The Centers for Disease Control and Prevention report that in the United States, an average of 12 teeth (including the wisdom teeth) are lost by the age of 50. Also, 26% of adults between 65 and 74 years of age have lost all their teeth.
Every patient and every situation is different. However, when a tooth and the surrounding tissues are numbed with a local anesthetic, you should only expect to feel a bit of pressure, but no pain as the tooth is being loosened from the surrounding tissues and extracted. For patients who are apprehensive and for some surgical extractions, our office will discuss our options in dental sedation to provide further relaxation and reduce any sense of discomfort.
While it's normal to feel some tenderness and swelling following an extraction, the degree of these sensations can vary. It mostly depends on the complexity of the extraction and the body's response to the procedure. We'll recommend or prescribe the appropriate pain medication to help ensure your comfort and give you specific instructions for maximum effectiveness and safety.
Typically, the recovery period following a simple extraction is shorter than a surgical extraction. However, a patient's overall health, habits, and the size and location of the tooth, and other variables can influence recovery and healing. To speed up the recovery and avoid any complications, patients must follow the given at-home instructions diligently. We'll carefully review what to expect following your procedure and go over your post-op instructions.
Smoking interferes with blood clot formation, which is an essential first step in the healing process. Blot clot formation not only provides a protective layer to cover the underlying exposed bone and nerve endings, but it also supports the growth of new tissue. Cigarette smoke also contains chemical toxins that can disrupt the healing process and lead to problems such as continued inflammation, infection, or dry socket.
In a very small percentage of cases, a condition known as dry socket can develop in the aftermath of a dental extraction. This painful condition can arise when the blood clot in the extraction site doesn't form properly or gets dislodged. With dry socket, you may experience throbbing pain and symptoms such as bad breath and an unpleasant taste in your mouth. As skilled providers of care, our office will provide immediate treatment to alleviate your discomfort and promote healing.
The last teeth in your mouth to develop, wisdom teeth often do not have enough room to fully erupt or may be positioned in the wrong direction. These issues can affect your dental health as well as overall wellbeing. While some individuals never develop all their wisdom teeth, and a few have sufficient space for them, there are many people with partially or fully impacted third molars. Our office will monitor the development, position, and health of your wisdom teeth and will advise you if and when extractions are indicated.
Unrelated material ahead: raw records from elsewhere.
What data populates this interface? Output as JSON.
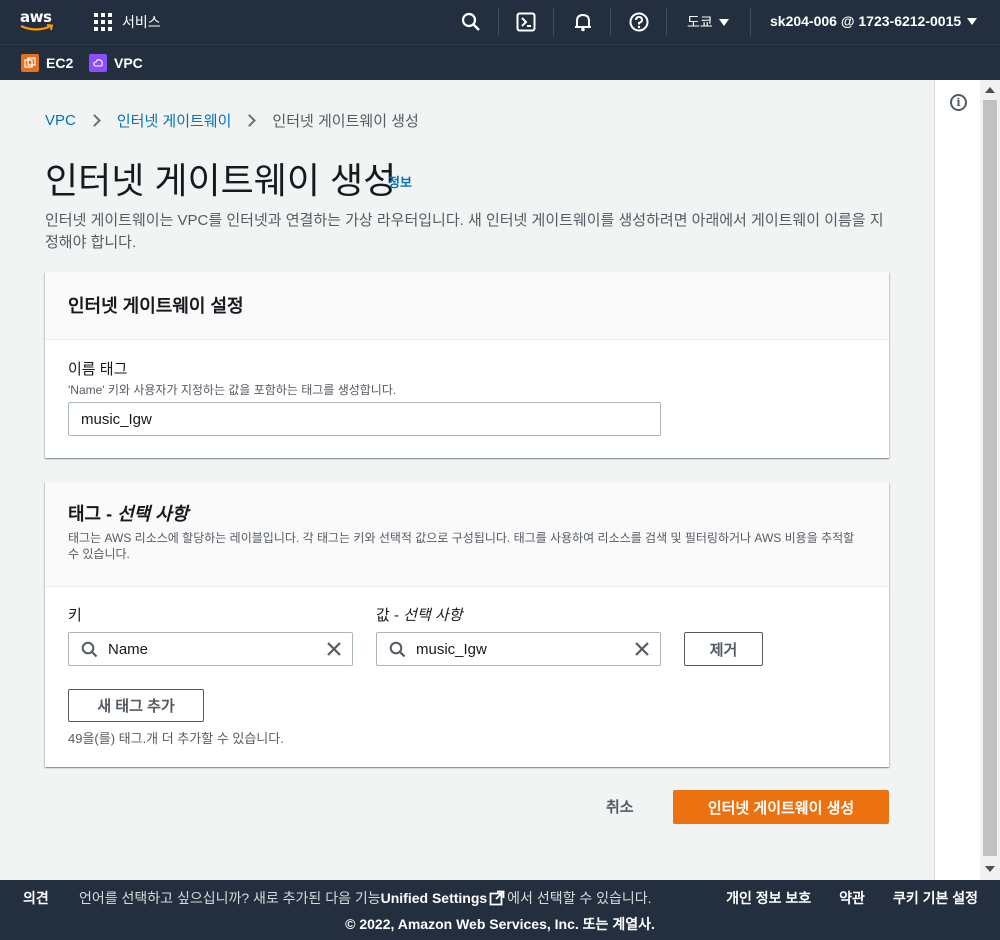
{
  "topnav": {
    "logo_text": "aws",
    "services_label": "서비스",
    "region": "도쿄",
    "account": "sk204-006 @ 1723-6212-0015"
  },
  "favorites": [
    {
      "label": "EC2",
      "color": "#e7711b"
    },
    {
      "label": "VPC",
      "color": "#8c4fff"
    }
  ],
  "breadcrumb": {
    "items": [
      "VPC",
      "인터넷 게이트웨이"
    ],
    "current": "인터넷 게이트웨이 생성"
  },
  "page": {
    "title": "인터넷 게이트웨이 생성",
    "info_link": "정보",
    "description": "인터넷 게이트웨이는 VPC를 인터넷과 연결하는 가상 라우터입니다. 새 인터넷 게이트웨이를 생성하려면 아래에서 게이트웨이 이름을 지정해야 합니다."
  },
  "settings_panel": {
    "title": "인터넷 게이트웨이 설정",
    "name_tag_label": "이름 태그",
    "name_tag_hint": "'Name' 키와 사용자가 지정하는 값을 포함하는 태그를 생성합니다.",
    "name_tag_value": "music_Igw"
  },
  "tags_panel": {
    "title_prefix": "태그 - ",
    "title_optional": "선택 사항",
    "description": "태그는 AWS 리소스에 할당하는 레이블입니다. 각 태그는 키와 선택적 값으로 구성됩니다. 태그를 사용하여 리소스를 검색 및 필터링하거나 AWS 비용을 추적할 수 있습니다.",
    "key_label": "키",
    "value_label_prefix": "값 - ",
    "value_label_optional": "선택 사항",
    "key_value": "Name",
    "value_value": "music_Igw",
    "remove_button": "제거",
    "add_tag_button": "새 태그 추가",
    "remaining_hint": "49을(를) 태그.개 더 추가할 수 있습니다."
  },
  "actions": {
    "cancel": "취소",
    "create": "인터넷 게이트웨이 생성",
    "primary_color": "#ec7211"
  },
  "footer": {
    "feedback": "의견",
    "lang_prefix": "언어를 선택하고 싶으십니까? 새로 추가된 다음 기능",
    "lang_link": "Unified Settings",
    "lang_suffix": "에서 선택할 수 있습니다.",
    "privacy": "개인 정보 보호",
    "terms": "약관",
    "cookies": "쿠키 기본 설정",
    "copyright": "© 2022, Amazon Web Services, Inc. 또는 계열사."
  }
}
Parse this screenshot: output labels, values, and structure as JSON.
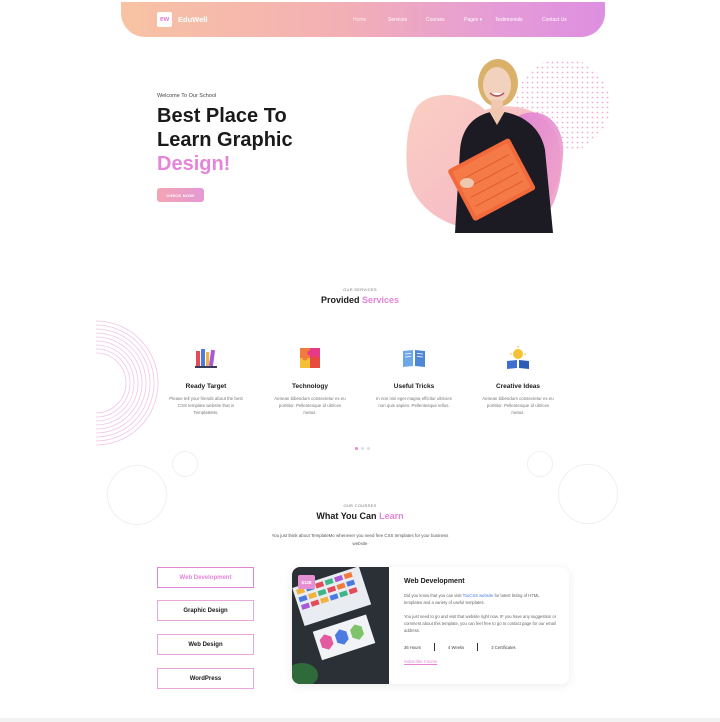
{
  "header": {
    "logo_badge": "ew",
    "logo_text": "EduWell",
    "nav": [
      "Home",
      "Services",
      "Courses",
      "Pages ▾",
      "Testimonials",
      "Contact Us"
    ]
  },
  "hero": {
    "welcome": "Welcome To Our School",
    "title_line1": "Best Place To",
    "title_line2": "Learn Graphic",
    "title_accent": "Design!",
    "button": "CHECK NOW!"
  },
  "services": {
    "tag": "OUR SERVICES",
    "title_plain": "Provided",
    "title_accent": "Services",
    "items": [
      {
        "title": "Ready Target",
        "desc": "Please tell your friends about the best CSS template website that is TemplateMo.",
        "icon": "books-icon"
      },
      {
        "title": "Technology",
        "desc": "Aenean bibendum consectetur ex eu porttitor. Pellentesque id ultrices metus.",
        "icon": "puzzle-icon"
      },
      {
        "title": "Useful Tricks",
        "desc": "In non nisi eget magna efficitur ultricies non quis sapien. Pellentesque tellus.",
        "icon": "open-book-icon"
      },
      {
        "title": "Creative Ideas",
        "desc": "Aenean bibendum consectetur ex eu porttitor. Pellentesque id ultrices metus.",
        "icon": "idea-book-icon"
      }
    ]
  },
  "courses": {
    "tag": "OUR COURSES",
    "title_plain": "What You Can",
    "title_accent": "Learn",
    "subtitle": "You just think about TemplateMo whenever you need free CSS templates for your business website",
    "tabs": [
      "Web Development",
      "Graphic Design",
      "Web Design",
      "WordPress"
    ],
    "card": {
      "price": "$128",
      "title": "Web Development",
      "p1_before": "Did you know that you can visit ",
      "p1_link": "TooCSS website",
      "p1_after": " for latest listing of HTML templates and a variety of useful templates.",
      "p2": "You just need to go and visit that website right now. IF you have any suggestion or comment about this template, you can feel free to go to contact page for our email address.",
      "stat1": "36 Hours",
      "stat2": "4 Weeks",
      "stat3": "3 Certificates",
      "subscribe": "Subscribe Course"
    }
  },
  "colors": {
    "accent": "#e485d8",
    "header_start": "#f8c3a3",
    "header_end": "#de8fe0"
  }
}
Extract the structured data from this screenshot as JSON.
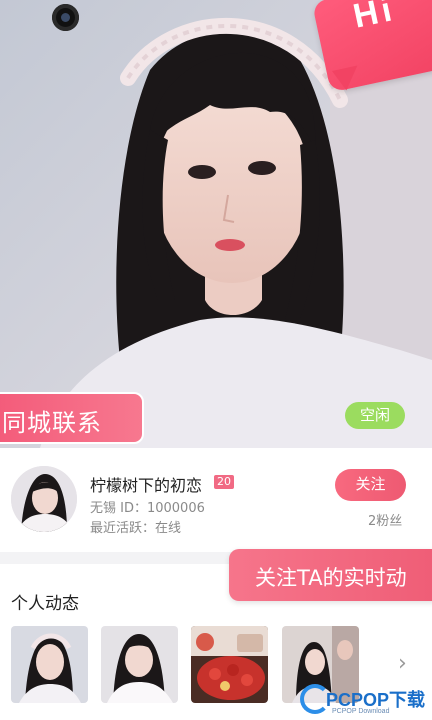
{
  "hero": {
    "promo_text": "Hi",
    "city_banner": "同城联系",
    "status_badge": "空闲"
  },
  "profile": {
    "nickname": "柠檬树下的初恋",
    "age": "20",
    "user_id": "无锡 ID：1000006",
    "last_active": "最近活跃：在线",
    "follow_label": "关注",
    "fans": "2粉丝"
  },
  "follow_banner": "关注TA的实时动",
  "moments": {
    "title": "个人动态",
    "thumbnails": [
      {
        "name": "moment-photo-1"
      },
      {
        "name": "moment-photo-2"
      },
      {
        "name": "moment-photo-3"
      },
      {
        "name": "moment-photo-4"
      }
    ],
    "more_icon": "chevron-right-icon"
  },
  "watermark": {
    "logo_text": "PCPOP下载",
    "sub_text": "PCPOP Download"
  },
  "colors": {
    "accent": "#f2546f",
    "idle": "#9bdc5f",
    "muted_text": "#8a8a8a"
  }
}
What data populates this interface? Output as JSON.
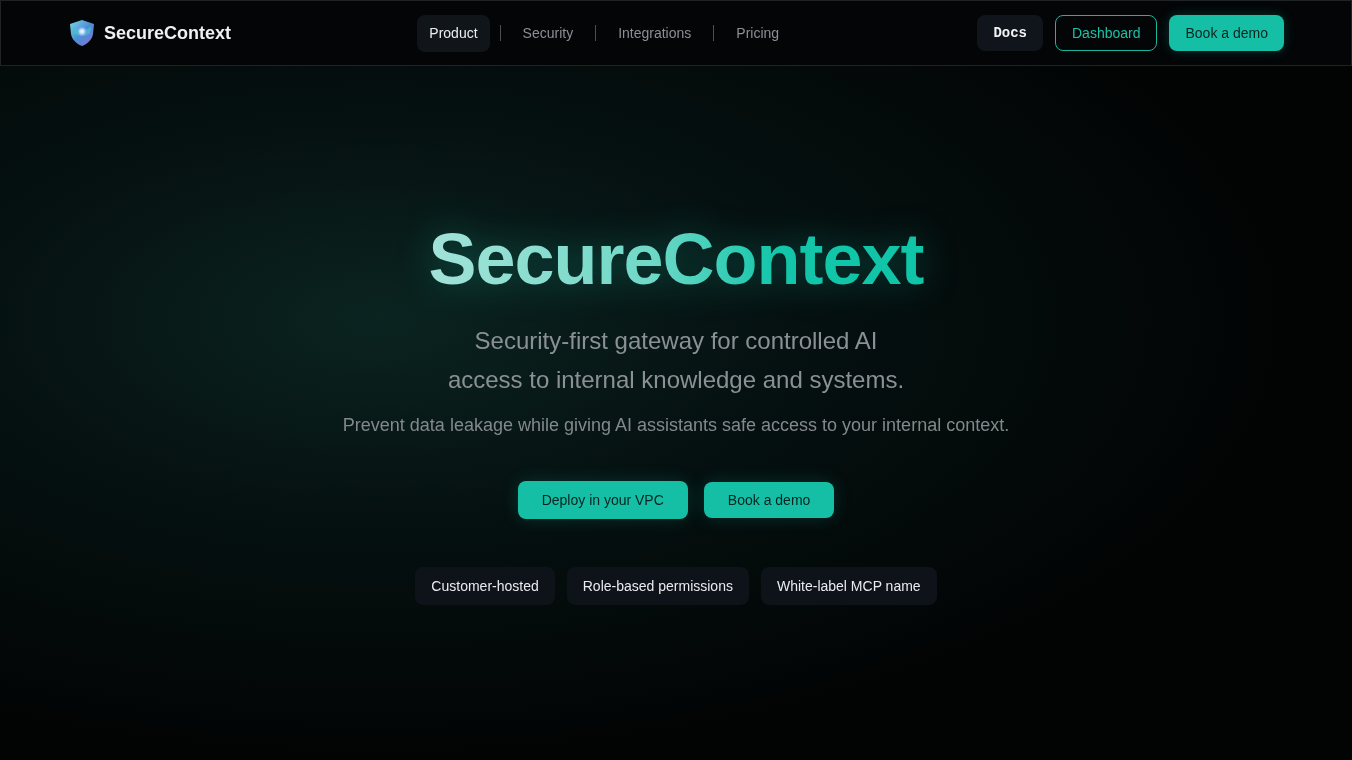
{
  "header": {
    "logo": {
      "name": "SecureContext"
    },
    "nav": [
      {
        "label": "Product",
        "selected": true
      },
      {
        "label": "Security",
        "selected": false
      },
      {
        "label": "Integrations",
        "selected": false
      },
      {
        "label": "Pricing",
        "selected": false
      }
    ],
    "actions": [
      {
        "label": "Docs",
        "kind": "dark"
      },
      {
        "label": "Dashboard",
        "kind": "outline"
      },
      {
        "label": "Book a demo",
        "kind": "primary"
      }
    ]
  },
  "hero": {
    "title": "SecureContext",
    "subtitle": "Security-first gateway for controlled AI access to internal knowledge and systems.",
    "description": "Prevent data leakage while giving AI assistants safe access to your internal context.",
    "buttons": [
      {
        "label": "Deploy in your VPC",
        "kind": "primary"
      },
      {
        "label": "Book a demo",
        "kind": "primary"
      }
    ],
    "features": [
      "Customer-hosted",
      "Role-based permissions",
      "White-label MCP name"
    ]
  }
}
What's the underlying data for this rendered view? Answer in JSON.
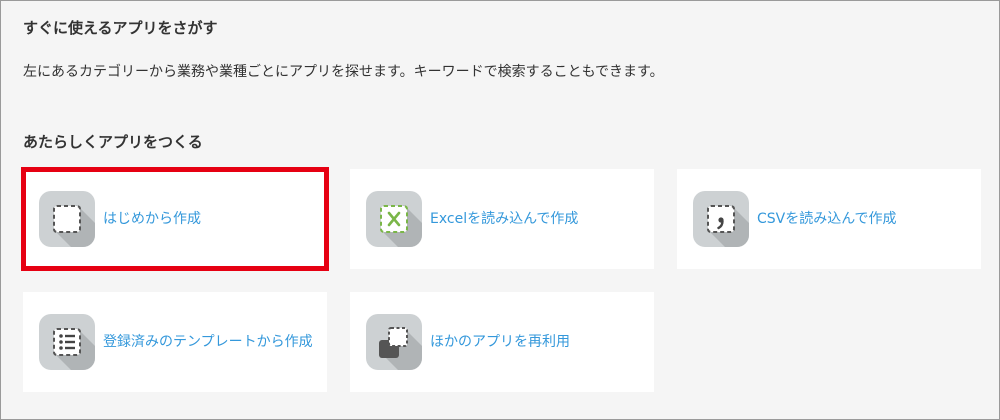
{
  "header": {
    "title": "すぐに使えるアプリをさがす",
    "description": "左にあるカテゴリーから業務や業種ごとにアプリを探せます。キーワードで検索することもできます。"
  },
  "create": {
    "heading": "あたらしくアプリをつくる",
    "options": [
      {
        "label": "はじめから作成",
        "icon": "blank-app-icon",
        "selected": true
      },
      {
        "label": "Excelを読み込んで作成",
        "icon": "excel-import-icon",
        "selected": false
      },
      {
        "label": "CSVを読み込んで作成",
        "icon": "csv-import-icon",
        "selected": false
      },
      {
        "label": "登録済みのテンプレートから作成",
        "icon": "template-list-icon",
        "selected": false
      },
      {
        "label": "ほかのアプリを再利用",
        "icon": "reuse-app-icon",
        "selected": false
      }
    ]
  },
  "colors": {
    "link": "#3498db",
    "highlight": "#e60012",
    "excel_green": "#7ab648"
  }
}
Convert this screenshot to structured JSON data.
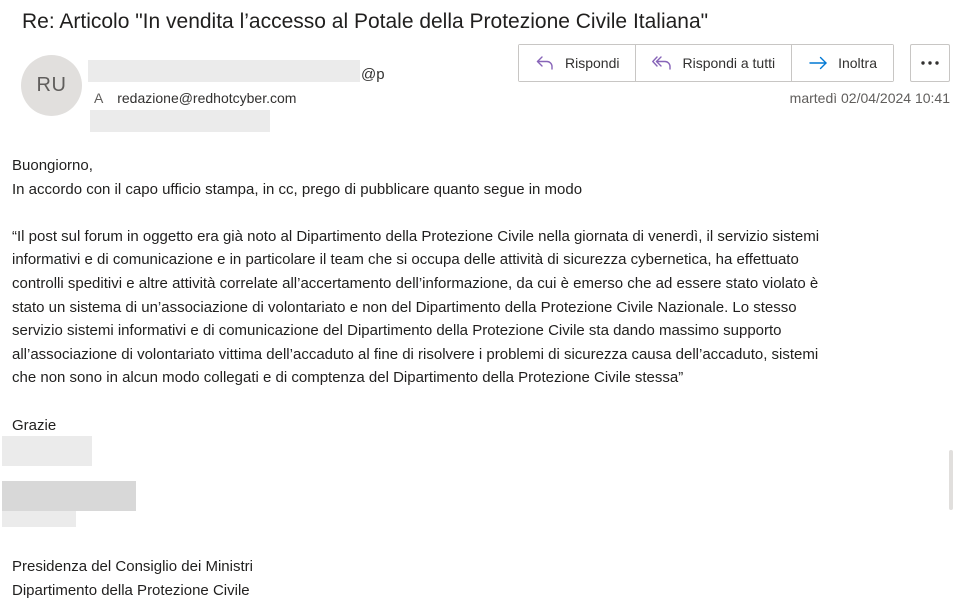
{
  "email": {
    "subject": "Re: Articolo \"In vendita l’accesso al Potale della Protezione Civile Italiana\"",
    "avatar_initials": "RU",
    "sender_suffix": "@p",
    "to_label": "A",
    "to_address": "redazione@redhotcyber.com",
    "date": "martedì 02/04/2024 10:41"
  },
  "actions": {
    "reply": {
      "label": "Rispondi",
      "icon": "reply-icon"
    },
    "reply_all": {
      "label": "Rispondi a tutti",
      "icon": "reply-all-icon"
    },
    "forward": {
      "label": "Inoltra",
      "icon": "forward-arrow-icon"
    },
    "more": {
      "icon": "more-ellipsis-icon"
    }
  },
  "colors": {
    "accent": "#8764b8",
    "forward_accent": "#0078d4",
    "avatar_bg": "#e1dfdd"
  },
  "body": {
    "greeting": "Buongiorno,",
    "line1": "In accordo con il capo ufficio stampa, in cc, prego di pubblicare quanto segue in modo",
    "quote_lines": [
      "“Il post sul forum in oggetto era già noto al Dipartimento della Protezione Civile nella giornata di venerdì, il servizio sistemi",
      "informativi e di comunicazione e in particolare il team che si occupa delle attività di sicurezza cybernetica,  ha effettuato",
      "controlli speditivi e altre attività correlate all’accertamento dell’informazione, da cui è emerso che ad essere stato violato è",
      "stato un sistema di un’associazione di volontariato e non del Dipartimento della Protezione Civile Nazionale. Lo stesso",
      "servizio sistemi informativi e di comunicazione del Dipartimento della Protezione Civile sta dando massimo supporto",
      "all’associazione di volontariato vittima dell’accaduto al fine di risolvere i problemi di sicurezza causa dell’accaduto, sistemi",
      "che non sono in alcun modo collegati e di comptenza del Dipartimento della Protezione Civile stessa”"
    ],
    "closing": "Grazie",
    "org_line1": "Presidenza del Consiglio dei Ministri",
    "org_line2": "Dipartimento della Protezione Civile"
  }
}
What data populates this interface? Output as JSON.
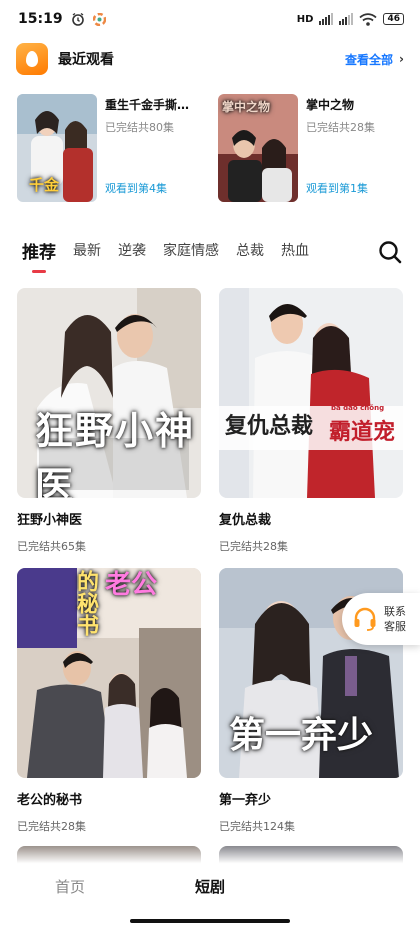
{
  "status_bar": {
    "time": "15:19",
    "network": "HD",
    "battery": "46"
  },
  "recent": {
    "title": "最近观看",
    "view_all": "查看全部",
    "items": [
      {
        "title": "重生千金手撕…",
        "episodes": "已完结共80集",
        "progress": "观看到第4集",
        "cover_text": "千金"
      },
      {
        "title": "掌中之物",
        "episodes": "已完结共28集",
        "progress": "观看到第1集",
        "cover_text": "掌中之物"
      }
    ]
  },
  "tabs": [
    "推荐",
    "最新",
    "逆袭",
    "家庭情感",
    "总裁",
    "热血"
  ],
  "grid": [
    {
      "title": "狂野小神医",
      "episodes": "已完结共65集",
      "cover_text": "狂野小神医"
    },
    {
      "title": "复仇总裁",
      "episodes": "已完结共28集",
      "cover_text": "复仇总裁",
      "cover_text2": "霸道宠",
      "cover_pinyin": "bà dào chǒng"
    },
    {
      "title": "老公的秘书",
      "episodes": "已完结共28集",
      "cover_text": "的秘书",
      "cover_text2": "老公"
    },
    {
      "title": "第一弃少",
      "episodes": "已完结共124集",
      "cover_text": "第一弃少"
    }
  ],
  "service": {
    "label": "联系客服"
  },
  "bottom_nav": {
    "home": "首页",
    "drama": "短剧"
  },
  "colors": {
    "accent_blue": "#1677ff",
    "progress_blue": "#1a9ad6",
    "tab_indicator": "#e83a45",
    "logo_orange": "#ff8c1a"
  }
}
After a tooth is removed, bone-grafting material is sometimes placed in the socket to promote healing and encourage new bone development. This procedure is often performed to support the eventual and successful placement of a dental implant.
At the office of Lititz Oral Surgery, we strive to make dental care affordable and accessible. Depending on the type or complexity of the extraction and other variables, the cost of the procedure can vary. Based on our diagnostic findings, our office will inform you of the healthiest choices in care, explain the fees, discuss insurance coverage, and explain your payment options.
Many dental plans offer some level of coverage for tooth extractions. We'll advise you if your plan covers the full cost of the procedure and if there is any out-of-pocket expense. Our business office will work with you to maximize your insurance benefits as much as possible while helping you minimize any out-of-pocket expenses.